Jika dilihat dari akar masalahnya, menurut pengamatan penulis, sangat wajar jika Gubernur Ali Mazi batal melantik keduanya untuk sementara waktu. Atau dengan kata halusnya, menunda proses pelantikan kedua Pj tersebut, sembari melakukan klarifikasi langsung ke Menteri Dalam Negeri, Tito Karnavian.
Mengapa hal ini perlu dilakukan oleh Gubernur? Pertama, hal ini menyangkut kredibilitas Ali Mazi selaku Gubernur Provinsi Sulawesi Tenggara sekaligus wakil pemerintah pusat di daerah sesuai yang diamanahkan pada pasal 91 Undang-Undang Nomor 23 Tahun 2014 tentang Pemerintahan Daerah.
Artinya, Gubernur secara jelas diberikan wewenang untuk mengatur, mengawasi dan menyelaraskan pemerintahan di daerah meliputi pemerintahan provinsi dan pemerintahan Kabupaten/Kota yang ada di dalamnya.
Salah satu diantaranya melantik Bupati/Walikota sesuai pasal 91 ayat 4. Termasuk di dalamnya melantik Pj Bupati/Walikota diakibatkan kekosongan kepemimpinan daerah akibat masa jabatan Bupati/Walikota yang sudah berakhir sebelum Pemilukada 2024, seperti yang tertuang dalam Undang-Undang Nomor 10 Tahun 2016 tentang Pemilihan Kepala Daerah.
Untuk kasus penunjukkan Pj Bupati di Sultra ini, maka sepatutnya harus berdasarkan proses pengusulan tiga nama calon Pj oleh Gubernur yang selanjutnya akan dipilih dan ditetapkan oleh Menteri Dalam Negeri. Akan tetapi, anehnya Kemendagri langsung menetapkan nama Pj yang di luar nama-nama usulan Gubernur sendiri.
Hal inilah yang menurut pengamatan penulis, bahwa Ali Mazi merasa perlu mendapatkan penjelasan langsung oleh Kemendagri terkait masalah diatas.
Kedua, Kepercayaan Publik. Tentunya kepercayaan publik kepada seorang Ali Mazi memang akan dipertaruhkan terkait kewenangannya ini. Mengapa demikian?

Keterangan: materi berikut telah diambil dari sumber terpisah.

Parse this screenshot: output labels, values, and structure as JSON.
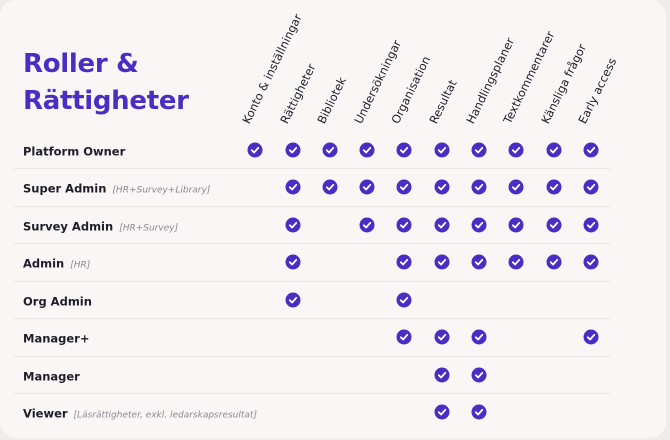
{
  "title": {
    "line1": "Roller &",
    "line2": "Rättigheter"
  },
  "columns": [
    "Konto & inställningar",
    "Rättigheter",
    "Bibliotek",
    "Undersökningar",
    "Organisation",
    "Resultat",
    "Handlingsplaner",
    "Textkommentarer",
    "Känsliga frågor",
    "Early access"
  ],
  "rows": [
    {
      "name": "Platform Owner",
      "note": "",
      "checks": [
        true,
        true,
        true,
        true,
        true,
        true,
        true,
        true,
        true,
        true
      ]
    },
    {
      "name": "Super Admin",
      "note": "[HR+Survey+Library]",
      "checks": [
        false,
        true,
        true,
        true,
        true,
        true,
        true,
        true,
        true,
        true
      ]
    },
    {
      "name": "Survey Admin",
      "note": "[HR+Survey]",
      "checks": [
        false,
        true,
        false,
        true,
        true,
        true,
        true,
        true,
        true,
        true
      ]
    },
    {
      "name": "Admin",
      "note": "[HR]",
      "checks": [
        false,
        true,
        false,
        false,
        true,
        true,
        true,
        true,
        true,
        true
      ]
    },
    {
      "name": "Org Admin",
      "note": "",
      "checks": [
        false,
        true,
        false,
        false,
        true,
        false,
        false,
        false,
        false,
        false
      ]
    },
    {
      "name": "Manager+",
      "note": "",
      "checks": [
        false,
        false,
        false,
        false,
        true,
        true,
        true,
        false,
        false,
        true
      ]
    },
    {
      "name": "Manager",
      "note": "",
      "checks": [
        false,
        false,
        false,
        false,
        false,
        true,
        true,
        false,
        false,
        false
      ]
    },
    {
      "name": "Viewer",
      "note": "[Läsrättigheter, exkl. ledarskapsresultat]",
      "checks": [
        false,
        false,
        false,
        false,
        false,
        true,
        true,
        false,
        false,
        false
      ]
    }
  ],
  "colors": {
    "accent": "#4a2ec4",
    "text": "#1f1d2a",
    "note": "#8b8792"
  },
  "icons": {
    "check": "check-circle-icon"
  }
}
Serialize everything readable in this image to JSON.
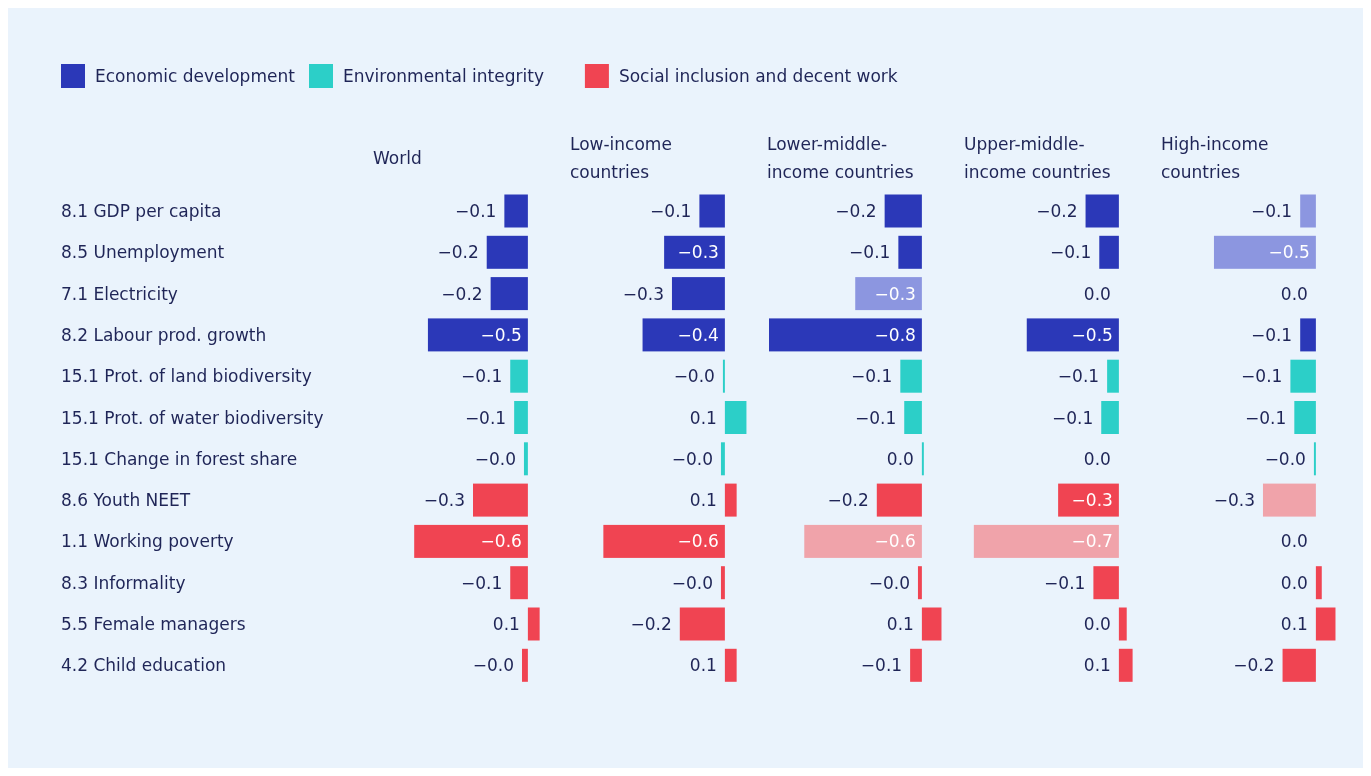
{
  "chart_data": [
    {
      "type": "bar",
      "orientation": "horizontal",
      "title": "World",
      "legend": "top left",
      "tick_labels": "y",
      "categories": [
        "8.1 GDP per capita",
        "8.5 Unemployment",
        "7.1 Electricity",
        "8.2 Labour prod. growth",
        "15.1 Prot. of land biodiversity",
        "15.1 Prot. of water biodiversity",
        "15.1 Change in forest share",
        "8.6 Youth NEET",
        "1.1 Working poverty",
        "8.3 Informality",
        "5.5 Female managers",
        "4.2 Child education"
      ],
      "series": [
        {
          "name": "Economic development",
          "color": "#2b38b8",
          "values": [
            -0.12,
            -0.21,
            -0.19,
            -0.51,
            null,
            null,
            null,
            null,
            null,
            null,
            null,
            null
          ],
          "value_labels": [
            "−0.1",
            "−0.2",
            "−0.2",
            "−0.5",
            null,
            null,
            null,
            null,
            null,
            null,
            null,
            null
          ]
        },
        {
          "name": "Environmental integrity",
          "color": "#2ccfc8",
          "values": [
            null,
            null,
            null,
            null,
            -0.09,
            -0.07,
            -0.02,
            null,
            null,
            null,
            null,
            null
          ],
          "value_labels": [
            null,
            null,
            null,
            null,
            "−0.1",
            "−0.1",
            "−0.0",
            null,
            null,
            null,
            null,
            null
          ]
        },
        {
          "name": "Social inclusion and decent work",
          "color": "#f04452",
          "values": [
            null,
            null,
            null,
            null,
            null,
            null,
            null,
            -0.28,
            -0.58,
            -0.09,
            0.06,
            -0.03
          ],
          "value_labels": [
            null,
            null,
            null,
            null,
            null,
            null,
            null,
            "−0.3",
            "−0.6",
            "−0.1",
            "0.1",
            "−0.0"
          ]
        }
      ]
    },
    {
      "type": "bar",
      "orientation": "horizontal",
      "title": "Low-income countries",
      "legend": false,
      "tick_labels": false,
      "series": [
        {
          "color": "#2b38b8",
          "values": [
            -0.13,
            -0.31,
            -0.27,
            -0.42,
            null,
            null,
            null,
            null,
            null,
            null,
            null,
            null
          ],
          "value_labels": [
            "−0.1",
            "−0.3",
            "−0.3",
            "−0.4",
            null,
            null,
            null,
            null,
            null,
            null,
            null,
            null
          ]
        },
        {
          "color": "#2ccfc8",
          "values": [
            null,
            null,
            null,
            null,
            -0.01,
            0.11,
            -0.02,
            null,
            null,
            null,
            null,
            null
          ],
          "value_labels": [
            null,
            null,
            null,
            null,
            "−0.0",
            "0.1",
            "−0.0",
            null,
            null,
            null,
            null,
            null
          ]
        },
        {
          "color": "#f04452",
          "values": [
            null,
            null,
            null,
            null,
            null,
            null,
            null,
            0.06,
            -0.62,
            -0.02,
            -0.23,
            0.06
          ],
          "value_labels": [
            null,
            null,
            null,
            null,
            null,
            null,
            null,
            "0.1",
            "−0.6",
            "−0.0",
            "−0.2",
            "0.1"
          ]
        }
      ]
    },
    {
      "type": "bar",
      "orientation": "horizontal",
      "title": "Lower-middle-income countries",
      "legend": false,
      "tick_labels": false,
      "series": [
        {
          "color": "#2b38b8",
          "colors": [
            null,
            null,
            "#8c96e0",
            null,
            null,
            null,
            null,
            null,
            null,
            null,
            null,
            null
          ],
          "values": [
            -0.19,
            -0.12,
            -0.34,
            -0.78,
            null,
            null,
            null,
            null,
            null,
            null,
            null,
            null
          ],
          "value_labels": [
            "−0.2",
            "−0.1",
            "−0.3",
            "−0.8",
            null,
            null,
            null,
            null,
            null,
            null,
            null,
            null
          ]
        },
        {
          "color": "#2ccfc8",
          "values": [
            null,
            null,
            null,
            null,
            -0.11,
            -0.09,
            0.01,
            null,
            null,
            null,
            null,
            null
          ],
          "value_labels": [
            null,
            null,
            null,
            null,
            "−0.1",
            "−0.1",
            "0.0",
            null,
            null,
            null,
            null,
            null
          ]
        },
        {
          "color": "#f04452",
          "colors": [
            null,
            null,
            null,
            null,
            null,
            null,
            null,
            null,
            "#f0a3aa",
            null,
            null,
            null
          ],
          "values": [
            null,
            null,
            null,
            null,
            null,
            null,
            null,
            -0.23,
            -0.6,
            -0.02,
            0.1,
            -0.06
          ],
          "value_labels": [
            null,
            null,
            null,
            null,
            null,
            null,
            null,
            "−0.2",
            "−0.6",
            "−0.0",
            "0.1",
            "−0.1"
          ]
        }
      ]
    },
    {
      "type": "bar",
      "orientation": "horizontal",
      "title": "Upper-middle-income countries",
      "legend": false,
      "tick_labels": false,
      "series": [
        {
          "color": "#2b38b8",
          "values": [
            -0.17,
            -0.1,
            0,
            -0.47,
            null,
            null,
            null,
            null,
            null,
            null,
            null,
            null
          ],
          "value_labels": [
            "−0.2",
            "−0.1",
            "0.0",
            "−0.5",
            null,
            null,
            null,
            null,
            null,
            null,
            null,
            null
          ]
        },
        {
          "color": "#2ccfc8",
          "values": [
            null,
            null,
            null,
            null,
            -0.06,
            -0.09,
            0,
            null,
            null,
            null,
            null,
            null
          ],
          "value_labels": [
            null,
            null,
            null,
            null,
            "−0.1",
            "−0.1",
            "0.0",
            null,
            null,
            null,
            null,
            null
          ]
        },
        {
          "color": "#f04452",
          "colors": [
            null,
            null,
            null,
            null,
            null,
            null,
            null,
            null,
            "#f0a3aa",
            null,
            null,
            null
          ],
          "values": [
            null,
            null,
            null,
            null,
            null,
            null,
            null,
            -0.31,
            -0.74,
            -0.13,
            0.04,
            0.07
          ],
          "value_labels": [
            null,
            null,
            null,
            null,
            null,
            null,
            null,
            "−0.3",
            "−0.7",
            "−0.1",
            "0.0",
            "0.1"
          ]
        }
      ]
    },
    {
      "type": "bar",
      "orientation": "horizontal",
      "title": "High-income countries",
      "legend": false,
      "tick_labels": false,
      "series": [
        {
          "color": "#2b38b8",
          "colors": [
            "#8c96e0",
            "#8c96e0",
            null,
            null,
            null,
            null,
            null,
            null,
            null,
            null,
            null,
            null
          ],
          "values": [
            -0.08,
            -0.52,
            0,
            -0.08,
            null,
            null,
            null,
            null,
            null,
            null,
            null,
            null
          ],
          "value_labels": [
            "−0.1",
            "−0.5",
            "0.0",
            "−0.1",
            null,
            null,
            null,
            null,
            null,
            null,
            null,
            null
          ]
        },
        {
          "color": "#2ccfc8",
          "values": [
            null,
            null,
            null,
            null,
            -0.13,
            -0.11,
            -0.01,
            null,
            null,
            null,
            null,
            null
          ],
          "value_labels": [
            null,
            null,
            null,
            null,
            "−0.1",
            "−0.1",
            "−0.0",
            null,
            null,
            null,
            null,
            null
          ]
        },
        {
          "color": "#f04452",
          "colors": [
            null,
            null,
            null,
            null,
            null,
            null,
            null,
            "#f0a3aa",
            null,
            null,
            null,
            null
          ],
          "values": [
            null,
            null,
            null,
            null,
            null,
            null,
            null,
            -0.27,
            0,
            0.03,
            0.1,
            -0.17
          ],
          "value_labels": [
            null,
            null,
            null,
            null,
            null,
            null,
            null,
            "−0.3",
            "0.0",
            "0.0",
            "0.1",
            "−0.2"
          ]
        }
      ]
    }
  ]
}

Karena ada kekhawatiran, jika Kemendagri mengabaikan usulan nama-nama calon Pj Bupati yang diusulkan oleh Gubernur, maka publik akan beranggapan bahwa nama-nama calon Pj Bupati usulan Gubernur tersebut, kurang mampu atau kurang layak untuk menduduki kursi kepemimpinan daerah selaku Pj Bupati.
Padahal, jika mau dirunut pada proses pengusulan Pj Bupati oleh Pemprov Sultra, maka hal itu sudah bisa dipastikan telah melewati tahapan seleksi yang cukup ketat oleh Tim Pemprov dan Gubernur dalam hal ini.
Bahkan, nama-nama yang telah diusulkan sebelumnya, semua telah memenuhi syarat kepangkatan sebagai calon Pj Bupati yakni berasal dari pejabat Pimpinan Tinggi Pratama Lingkup Pemprov Sultra atau minimal berpangkat Eselon II.
Dari informasi yang sempat beredar, sejak beberapa waktu lalu Pemprov Sultra sudah menyeleksi kurang lebih 50 pejabat pimpinan tinggi pratama lingkup Pemprov dan daerah sehingga mengerucut pada tiga nama calon Pj Bupati untuk masing-masing kabupaten yang mengalami kekosongan kepemimpinan daerah di Sultra.
Untuk itu, sangat wajar bila Gubernur Sultra, merasa keberatan akan hasil penetapan sepihak oleh Kemendagri, yang seolah-olah mengabaikan kerja-kerja Gubernur terkait pengusulan Pj Bupati saat ini.
Langkah yang diambil Ali Mazi yang menunda pelantikan dua Pj Bupati dan merasa perlu mendapatkan klarifikasi langsung ke Mendagri terkait hal ini, perlu kita apresiasi bersama.
Hal ini penting, karena merupakan tanggung jawab besar Gubernur Sultra selaku wakil pemerintah pusat yang paham betul akan kebutuhan kepemimpinan daerah dan dinamika masyarakat Sultra khususnya di dua daerah kabupaten yang sementara mengalami kekosongan Kepala Daerah.
Kenapa demikian? Karena bisa jadi proses penunjukkan Pj Bupati, bukan saja di Sultra bahkan di seluruh Indonesia oleh Kemendagri, bukan tanpa ada masalah atau kekeliruan dalam proses penetapannya. Toh, bukan saja Gubernur Sultra orang yang pertama yang mengambil langkah menolak sementara waktu untuk melantik Pj Bupati di daerahnya yang telah ditetapkan oleh Mendagri.